AP Photo/Brennan Linsley, File

Cashless bail has ravaged law and order in states such as New York, yet other liberal states have still been looking to follow suit. Illinois, for instance, was set to implement such a system on January 1. On Wednesday, however, just days before the provision of the "SAFE-T Act" was set to take effect, a judge ruled that the cashless bail portion was unconstitutional.


The ruling came from 21st Circuit Court Judge Thomas Cunnington. As a report from NBC Chicago highlighted, "Cunnington's ruling held that the SAFE-T Act violated the Separation of Powers Clause, the Victim Rights Act, and unconstitutionally amended Article I, Section 9 of the state's constitution, which codified cash bail in the state." 

A subsequent report explains that "Cunnington ruled that since cash bail is specifically mentioned in the state constitution, it would be needed to put before voters and would therefore require an amendment to remove."

Other parts of the "SAFE-T Act" have been upheld, including requiring that police wear body cameras and a ban on all police chokeholds. 

Some parts of the legislation have been in effect for more than a year, according to a press release from Illinois Attorney General Kwame Raoul that was released after the decision.

That press release made clear that he "intend[s] to appeal the circuit court's decision directly to the Illinois Supreme Court, where we will ask the court to reverse the circuit court's decision." The court is made up of five Democrats and two Republicans. 

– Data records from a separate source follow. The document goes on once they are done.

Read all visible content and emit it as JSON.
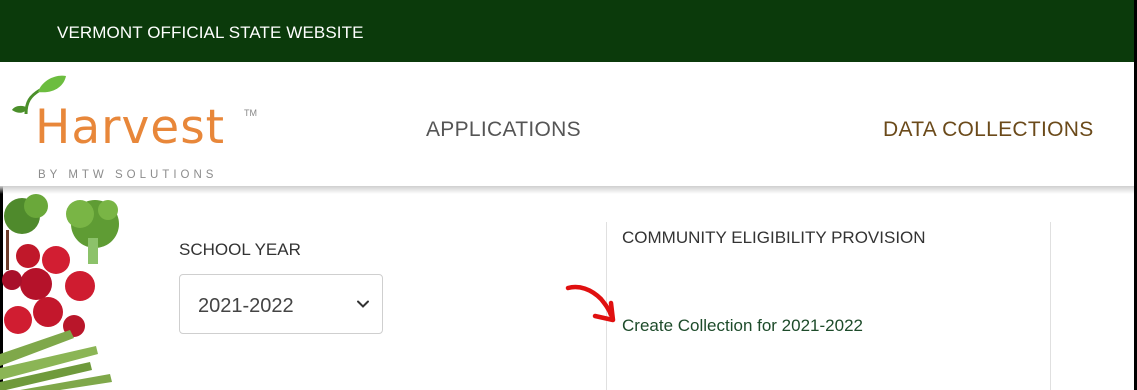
{
  "topbar": {
    "title": "VERMONT OFFICIAL STATE WEBSITE"
  },
  "header": {
    "logo": {
      "wordmark": "Harvest",
      "trademark": "TM",
      "byline": "BY MTW SOLUTIONS"
    },
    "nav": {
      "applications": "APPLICATIONS",
      "data_collections": "DATA COLLECTIONS"
    }
  },
  "filters": {
    "school_year_label": "SCHOOL YEAR",
    "school_year_value": "2021-2022"
  },
  "collection": {
    "title": "COMMUNITY ELIGIBILITY PROVISION",
    "create_link": "Create Collection for 2021-2022"
  },
  "colors": {
    "topbar": "#0b3a0b",
    "logo_orange": "#e8873a",
    "logo_leaf": "#6cbd3f",
    "nav_active": "#6b4a1a",
    "link": "#1d4b2a",
    "annotation_arrow": "#e01010"
  },
  "icons": {
    "dropdown": "chevron-down-icon",
    "annotation": "red-arrow-icon"
  }
}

Raoul's press release also mentions that those parts of the legislation will still go into effect in counties not party to the suit, as "it is important to note that it is not binding in any other case, including those involving criminal defendants in any of the state’s 102 counties." 


NBC Chicago noted that the lawsuit "brought forth by more than three dozen prosecutors and sheriffs across the state challenged the act, resulting in plaintiffs in 64 counties naming [Gov. J.B.] Pritzker, as well as Attorney General Kwame Raoul, Senate President Donald Harmon and Speaker of the House Chris Welch as defendants."

The press release also later notes that "the right of individuals awaiting criminal trials – people who have not been convicted of a crime and are presumed innocent – to seek release from jail without having to pay cash bail will go into effect in a few short days, despite the court’s ruling against those provisions."

In November, Ohio voters had the chance to vote on bail reform, overwhelmingly favoring judges having a say in determining bail. By 77.5 percent to 22.5 percent, voters in Ohio supported amending the state constitution to read that "When determining the amount of bail, the court shall consider public safety, including the seriousness of the offense, and a person's criminal record, the likelihood a person will return to court, and any other factor the general assembly may prescribe."